Understanding soils and drainage patterns is where farmers should better spend their energy, she said.

A clay pan, pugged or compacted soils create ponding, which increases run-off with rain. Hydroscopic soils, typically seen during a drought, act like corrugated iron sheets initially with a rain.

“Avoid over grazing these soils.”

Any soil with a high water table, often seen in low lying ground, is also at risk of ponding and surface run-off.

She challenges farmers to list management strategies to reduce sediment and nutrient loss to waterways.

“All farmers should be able to recite a list of good management practices, unless they’ve been hiding under a rock recently.”

Challenge to farmers: how many of these can you list?

Examples of good management practices for minimising contamination to waterways.
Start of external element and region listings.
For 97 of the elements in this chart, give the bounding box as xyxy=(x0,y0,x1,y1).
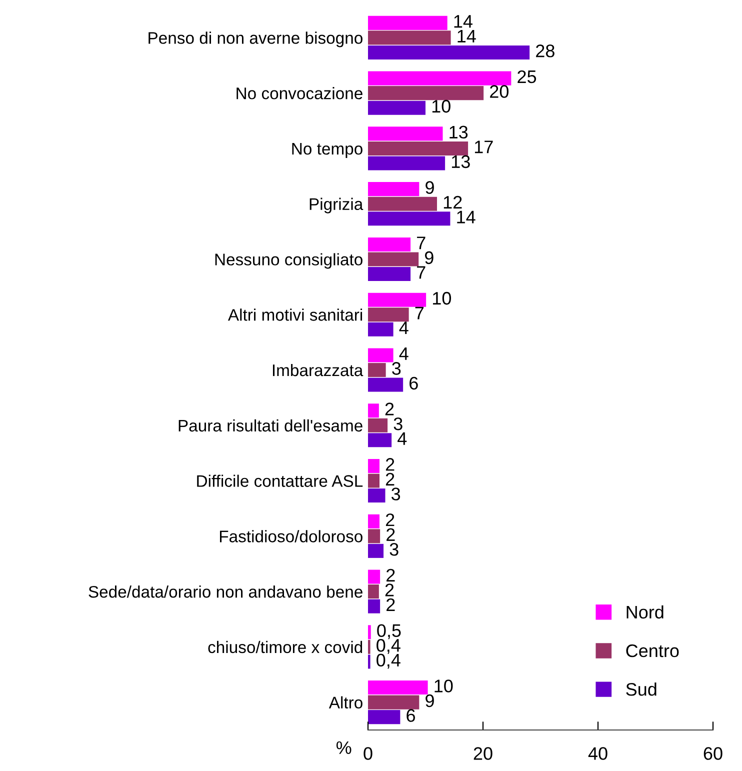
y-tick-label: No tempo xyxy=(292,143,362,158)
bar xyxy=(368,529,380,544)
legend-label: Sud xyxy=(626,682,656,696)
bar xyxy=(368,584,379,599)
data-label: 2 xyxy=(385,402,394,416)
data-label: 6 xyxy=(410,376,418,390)
data-label: 7 xyxy=(417,236,426,250)
data-label: 14 xyxy=(458,30,476,42)
y-tick-label: Difficile contattare ASL xyxy=(197,474,363,487)
y-tick-label: Penso di non averne bisogno xyxy=(148,32,362,48)
data-label: 6 xyxy=(406,709,416,722)
bar xyxy=(368,252,419,266)
bar xyxy=(368,418,388,432)
data-label: 7 xyxy=(417,266,426,279)
data-label: 4 xyxy=(399,347,408,360)
data-label: 4 xyxy=(399,322,408,334)
data-label: 20 xyxy=(490,85,509,98)
x-tick-label: 20 xyxy=(474,747,492,760)
y-tick-label: chiuso/timore x covid xyxy=(208,640,362,654)
data-label: 2 xyxy=(385,584,394,596)
data-label: 12 xyxy=(444,196,462,209)
bar xyxy=(368,196,437,211)
x-tick-label: 40 xyxy=(588,747,608,760)
y-tick-label: Altri motivi sanitari xyxy=(228,308,362,321)
data-label: 3 xyxy=(390,542,398,556)
bar xyxy=(368,292,426,307)
bar xyxy=(368,404,379,418)
bar xyxy=(368,16,448,30)
bar xyxy=(368,237,411,252)
data-label: 2 xyxy=(386,472,394,486)
bar xyxy=(368,378,404,392)
bar xyxy=(368,362,386,378)
legend-label: Nord xyxy=(626,605,664,619)
data-label: 4 xyxy=(398,432,407,445)
data-label: 13 xyxy=(450,126,468,139)
bar xyxy=(368,141,468,156)
bar xyxy=(368,625,371,640)
bar xyxy=(368,45,530,60)
x-tick-label: 60 xyxy=(704,747,722,760)
y-tick-label: Paura risultati dell'esame xyxy=(178,419,362,432)
data-label: 17 xyxy=(474,140,493,154)
bar xyxy=(368,458,380,474)
y-tick-label: Fastidioso/doloroso xyxy=(220,530,362,542)
bar xyxy=(368,212,450,226)
data-label: 3 xyxy=(391,488,400,500)
bar xyxy=(368,266,411,282)
data-label: 10 xyxy=(433,292,452,305)
x-tick-label: 0 xyxy=(364,747,372,760)
data-label: 10 xyxy=(434,680,453,692)
bar xyxy=(368,86,484,100)
data-label: 0,4 xyxy=(376,654,400,669)
data-label: 2 xyxy=(386,598,395,611)
data-label: 2 xyxy=(386,458,394,471)
bar xyxy=(368,182,420,196)
y-tick-label: Pigrizia xyxy=(310,198,364,214)
bar xyxy=(368,30,451,45)
data-label: 0,4 xyxy=(376,638,400,654)
bar xyxy=(368,710,400,724)
data-label: 13 xyxy=(452,155,470,168)
data-label: 10 xyxy=(432,100,450,113)
y-tick-label: No convocazione xyxy=(236,87,362,100)
bar xyxy=(368,680,428,695)
bar xyxy=(368,474,380,488)
bar xyxy=(368,433,392,448)
bar xyxy=(368,308,409,322)
data-label: 25 xyxy=(518,70,536,84)
bar xyxy=(368,599,380,614)
data-label: 9 xyxy=(426,181,434,194)
bar xyxy=(368,71,512,86)
y-tick-label: Nessuno consigliato xyxy=(215,253,362,269)
data-label: 0,5 xyxy=(377,624,401,640)
data-label: 9 xyxy=(425,251,434,264)
data-label: 3 xyxy=(394,417,402,430)
y-tick-label: Sede/data/orario non andavano bene xyxy=(88,586,362,598)
data-label: 28 xyxy=(536,44,554,58)
y-tick-label: Altro xyxy=(328,696,362,709)
data-label: 14 xyxy=(454,15,472,28)
data-label: 2 xyxy=(386,568,395,582)
bar xyxy=(368,544,384,558)
data-label: 14 xyxy=(457,210,476,224)
bar xyxy=(368,126,443,141)
data-label: 7 xyxy=(415,306,424,320)
bar xyxy=(368,488,386,503)
bar xyxy=(368,156,446,170)
bar xyxy=(368,100,426,115)
legend-label: Centro xyxy=(626,644,679,658)
bar xyxy=(368,322,394,336)
bar xyxy=(368,514,380,528)
data-label: 2 xyxy=(386,513,394,526)
bar xyxy=(368,348,394,362)
data-label: 2 xyxy=(386,528,395,541)
data-label: 9 xyxy=(426,694,434,708)
bar xyxy=(368,695,420,710)
x-axis-title: % xyxy=(336,741,352,754)
bar xyxy=(368,570,380,584)
data-label: 3 xyxy=(392,362,401,375)
y-tick-label: Imbarazzata xyxy=(272,364,364,376)
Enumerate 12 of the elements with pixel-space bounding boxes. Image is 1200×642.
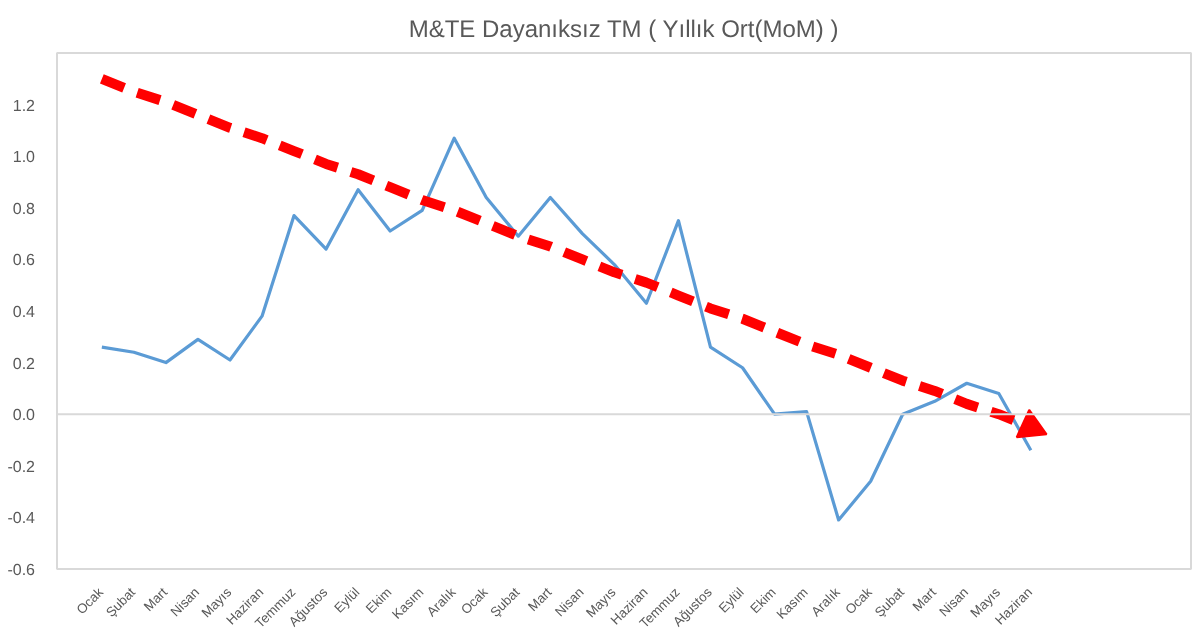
line-series [100,136,1033,522]
chart-title: M&TE Dayanıksız TM ( Yıllık Ort(MoM) ) [408,15,839,43]
y-tick-label: 1.2 [12,96,37,115]
y-tick-label: 0.6 [12,251,37,270]
y-tick-label: -0.4 [7,509,37,528]
y-tick-label: 0.2 [12,354,37,373]
y-tick-label: -0.6 [7,561,37,579]
y-tick-label: 0.0 [12,406,37,425]
y-tick-label: -0.2 [7,457,37,476]
y-tick-label: 1.0 [12,148,37,167]
y-tick-label: 0.4 [12,303,37,321]
y-tick-label: 0.8 [12,199,37,218]
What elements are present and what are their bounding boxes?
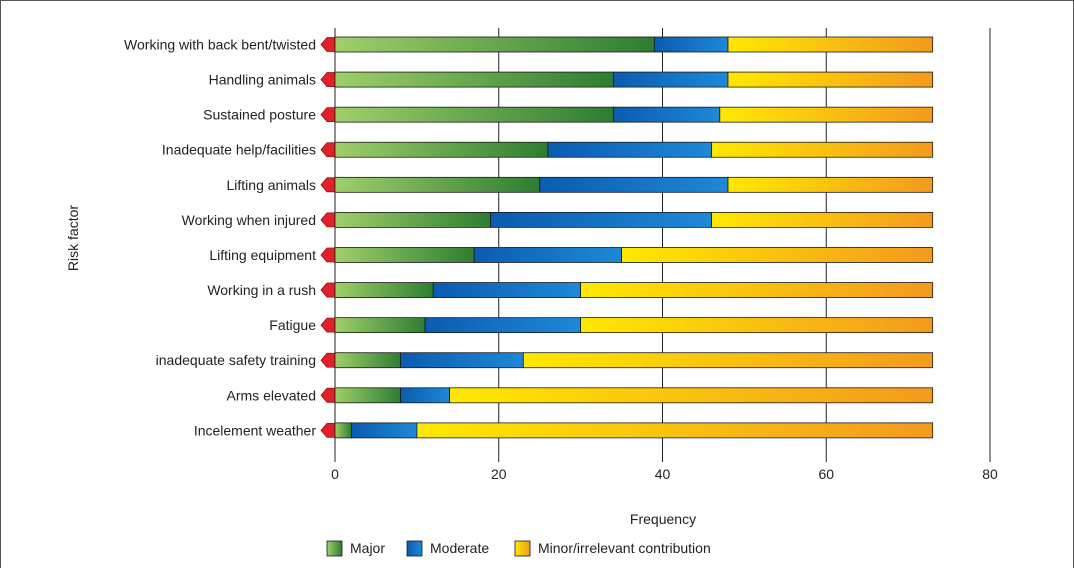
bar-minor-irrelevant-contribution-working-with-back-bent-twisted (727, 36, 934, 53)
row-marker-lifting-animals (320, 177, 336, 193)
category-label-sustained-posture: Sustained posture (203, 107, 316, 123)
bar-minor-irrelevant-contribution-inadequate-help-facilities (711, 141, 934, 158)
bar-major-fatigue (334, 317, 426, 334)
bars (320, 36, 934, 439)
row-marker-working-with-back-bent-twisted (320, 37, 336, 52)
bar-moderate-working-in-a-rush (432, 282, 582, 298)
bar-minor-irrelevant-contribution-fatigue (580, 317, 934, 334)
bar-moderate-inadequate-safety-training (400, 352, 524, 369)
bar-major-lifting-equipment (334, 247, 475, 263)
legend-label-minor-irrelevant-contribution: Minor/irrelevant contribution (538, 540, 711, 556)
category-label-handling-animals: Handling animals (209, 72, 316, 88)
bar-minor-irrelevant-contribution-lifting-equipment (621, 247, 934, 263)
category-label-working-with-back-bent-twisted: Working with back bent/twisted (124, 37, 316, 53)
row-marker-incelement-weather (320, 422, 336, 438)
category-labels: Working with back bent/twisted Handling a… (124, 37, 316, 439)
bar-moderate-fatigue (424, 317, 582, 334)
bar-moderate-arms-elevated (400, 387, 451, 404)
row-marker-handling-animals (320, 72, 336, 87)
x-tick-40: 40 (655, 466, 671, 482)
legend-swatch-minor-irrelevant-contribution (514, 540, 531, 557)
category-label-lifting-animals: Lifting animals (227, 177, 317, 193)
x-axis-label: Frequency (630, 511, 696, 527)
category-label-working-when-injured: Working when injured (182, 212, 316, 228)
bar-moderate-sustained-posture (612, 106, 721, 123)
category-label-arms-elevated: Arms elevated (227, 387, 316, 403)
bar-minor-irrelevant-contribution-working-in-a-rush (580, 282, 934, 298)
x-tick-0: 0 (331, 466, 339, 482)
x-tick-60: 60 (818, 466, 834, 482)
bar-minor-irrelevant-contribution-handling-animals (727, 71, 934, 88)
category-label-fatigue: Fatigue (269, 317, 316, 333)
bar-major-inadequate-help-facilities (334, 141, 549, 158)
row-marker-lifting-equipment (320, 247, 336, 263)
x-tick-labels: 0 20 40 60 80 (331, 466, 998, 482)
y-axis-label: Risk factor (65, 205, 81, 271)
legend-label-major: Major (350, 540, 385, 556)
bar-minor-irrelevant-contribution-lifting-animals (727, 176, 934, 193)
bar-major-inadequate-safety-training (334, 352, 401, 369)
bar-minor-irrelevant-contribution-sustained-posture (719, 106, 934, 123)
bar-minor-irrelevant-contribution-arms-elevated (449, 387, 934, 404)
bar-major-working-when-injured (334, 211, 491, 228)
legend-swatch-major (326, 540, 343, 557)
row-marker-working-when-injured (320, 212, 336, 228)
category-label-inadequate-help-facilities: Inadequate help/facilities (162, 142, 316, 158)
row-marker-inadequate-help-facilities (320, 142, 336, 158)
bar-major-working-in-a-rush (334, 282, 434, 298)
bar-moderate-incelement-weather (350, 422, 418, 439)
legend-label-moderate: Moderate (430, 540, 489, 556)
bar-major-handling-animals (334, 71, 614, 88)
x-tick-20: 20 (491, 466, 507, 482)
bar-moderate-working-when-injured (490, 211, 713, 228)
bar-minor-irrelevant-contribution-incelement-weather (416, 422, 934, 439)
row-marker-arms-elevated (320, 387, 336, 403)
category-label-inadequate-safety-training: inadequate safety training (156, 352, 316, 368)
bar-major-arms-elevated (334, 387, 401, 404)
bar-minor-irrelevant-contribution-inadequate-safety-training (522, 352, 934, 369)
row-marker-fatigue (320, 317, 336, 333)
legend-swatch-moderate (406, 540, 423, 557)
bar-major-working-with-back-bent-twisted (334, 36, 655, 53)
category-label-lifting-equipment: Lifting equipment (209, 247, 316, 263)
bar-major-incelement-weather (334, 422, 352, 439)
bar-moderate-lifting-equipment (473, 247, 622, 263)
bar-minor-irrelevant-contribution-working-when-injured (711, 211, 934, 228)
category-label-incelement-weather: Incelement weather (194, 422, 317, 438)
bar-moderate-handling-animals (612, 71, 729, 88)
row-marker-working-in-a-rush (320, 282, 336, 298)
row-marker-inadequate-safety-training (320, 352, 336, 368)
x-tick-80: 80 (982, 466, 998, 482)
bar-moderate-lifting-animals (539, 176, 729, 193)
bar-major-lifting-animals (334, 176, 541, 193)
bar-major-sustained-posture (334, 106, 614, 123)
bar-moderate-inadequate-help-facilities (547, 141, 713, 158)
legend: Major Moderate Minor/irrelevant contributi… (326, 540, 711, 557)
bar-moderate-working-with-back-bent-twisted (653, 36, 729, 53)
category-label-working-in-a-rush: Working in a rush (207, 282, 316, 298)
row-marker-sustained-posture (320, 107, 336, 123)
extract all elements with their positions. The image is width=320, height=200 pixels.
  • Ground cover: Manage periods of exposed soil between crops/pasture to reduce risk of erosion, overland flow and leaching. (e.g. space planted trees, windbreaks, cover crops)
  • Leave grassed areas around rocks, gullies and riparian margins.
  • Sediment: Identify risk of overland flow of sediment and faecal bacteria and minimise transport of these to water bodies e.g. sediment traps or interception drains, headlands or diversion bunds.
  • Select appropriate paddocks for intensive grazing, recognising and mitigating possible nutrient and sediment loss from critical source areas.
  • Locate laneways so that run-off is filtered by a vegetated strip.
  • Nutrients: Monitor soil phosphorus levels and maintain them at or below the optimum for the farm system.
  • Manage the amount and timing of irrigation to meet plant demands and minimise risk of leaching and runoff.
  • Provide alternative stock-water sources, shade and shelter away from waterways where possible.
  • Place salt blocks and supplementary feed away from riparian margins.
  • When developing paddocks, retain native vegetation such as tussock and shrub habitat in gullies, steep and higher country as this will regulate run off of water, help retain water quality, reduce soil movement and provide filter areas prior to water entering streams.